We stop at a Médecins Sans Frontières water point where our teams use a concentrated solution of chlorine to inject into people’s water buckets and thus disinfect the water. There are a lot of people walking around, kids (school has started again in Zimbabwe but there are no teachers), men and women (there is 80% unemployment). Many try and sell anything, small cardboard boxes under rainbow colored umbrellas; mangoes, tomatoes, avocados.

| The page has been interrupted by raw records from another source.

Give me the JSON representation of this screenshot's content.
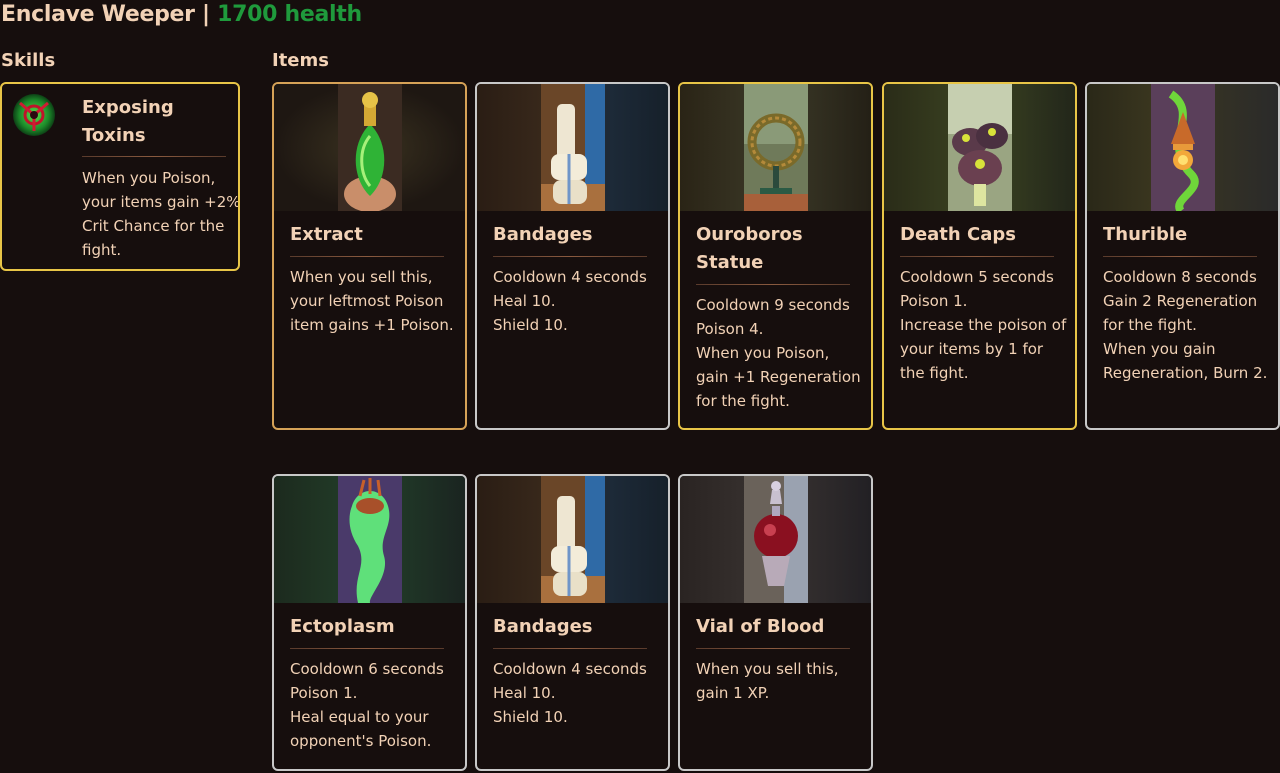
{
  "header": {
    "name": "Enclave Weeper |",
    "health": "1700 health"
  },
  "sections": {
    "skills": "Skills",
    "items": "Items"
  },
  "skill": {
    "name_lines": [
      "Exposing",
      "Toxins"
    ],
    "desc_lines": [
      "When you Poison,",
      "your items gain +2%",
      "Crit Chance for the",
      "fight."
    ],
    "icon": "toxin-icon"
  },
  "items": [
    {
      "name_lines": [
        "Extract"
      ],
      "desc_lines": [
        "When you sell this,",
        "your leftmost Poison",
        "item gains +1 Poison."
      ],
      "tier_color": "#d6a257",
      "icon": "potion-icon"
    },
    {
      "name_lines": [
        "Bandages"
      ],
      "desc_lines": [
        "Cooldown 4 seconds",
        "Heal 10.",
        "Shield 10."
      ],
      "tier_color": "#c8c8c8",
      "icon": "bandage-icon"
    },
    {
      "name_lines": [
        "Ouroboros",
        "Statue"
      ],
      "desc_lines": [
        "Cooldown 9 seconds",
        "Poison 4.",
        "When you Poison,",
        "gain +1 Regeneration",
        "for the fight."
      ],
      "tier_color": "#e8c547",
      "icon": "ouroboros-icon"
    },
    {
      "name_lines": [
        "Death Caps"
      ],
      "desc_lines": [
        "Cooldown 5 seconds",
        "Poison 1.",
        "Increase the poison of",
        "your items by 1 for",
        "the fight."
      ],
      "tier_color": "#e8c547",
      "icon": "mushroom-icon"
    },
    {
      "name_lines": [
        "Thurible"
      ],
      "desc_lines": [
        "Cooldown 8 seconds",
        "Gain 2 Regeneration",
        "for the fight.",
        "When you gain",
        "Regeneration, Burn 2."
      ],
      "tier_color": "#c8c8c8",
      "icon": "thurible-icon"
    },
    {
      "name_lines": [
        "Ectoplasm"
      ],
      "desc_lines": [
        "Cooldown 6 seconds",
        "Poison 1.",
        "Heal equal to your",
        "opponent's Poison."
      ],
      "tier_color": "#c8c8c8",
      "icon": "ectoplasm-icon"
    },
    {
      "name_lines": [
        "Bandages"
      ],
      "desc_lines": [
        "Cooldown 4 seconds",
        "Heal 10.",
        "Shield 10."
      ],
      "tier_color": "#c8c8c8",
      "icon": "bandage-icon"
    },
    {
      "name_lines": [
        "Vial of Blood"
      ],
      "desc_lines": [
        "When you sell this,",
        "gain 1 XP."
      ],
      "tier_color": "#c8c8c8",
      "icon": "blood-vial-icon"
    }
  ]
}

Dominique is talking to the chlorinators. He is intense but he also laughs with them and they all want to know when he will be back to check on their work. I wander into a nearby house. People are always so friendly here in Zimbabwe. The people of this house come up to greet me and I ask them if they have problems with water. One of the men of this 9-people home (children, aunts, brothers) shows me their tap. It is dripping into a bucket and he says that is how the pressure has been since last year. He says they cannot wash things like blankets anymore, it would be impossible. “What about your toilet?” I ask. “Toilet?!” he cries in frustration, “it has been backed up for more than a year” he says. “Sometimes it overflows and we have to empty it with buckets.” He shows me the latrine. I look down into a dark greenish mass and I think my eyes are playing tricks on me, or the light is funny because it is almost as if it is moving, but it can’t be. I hold my breath and squint a little closer. Then, I jerk back in shocked disgust; it is a mass of thousands of maggots seething everywhere. I quickly exit.
I ask him if they have any money to get by. He sends one of the women into the house and she comes out with a pay slip. He wants to show me. He earns 13,742,381,818.1 Zim dollars a month. It looks like a lot on paper but unfortunately 13 trillion Zim dollars is less than 1 US$ today. Tomorrow, even less.
I thank the whole family, take some photos of the kids and to their absolute delight show them the result and rejoin Dominique.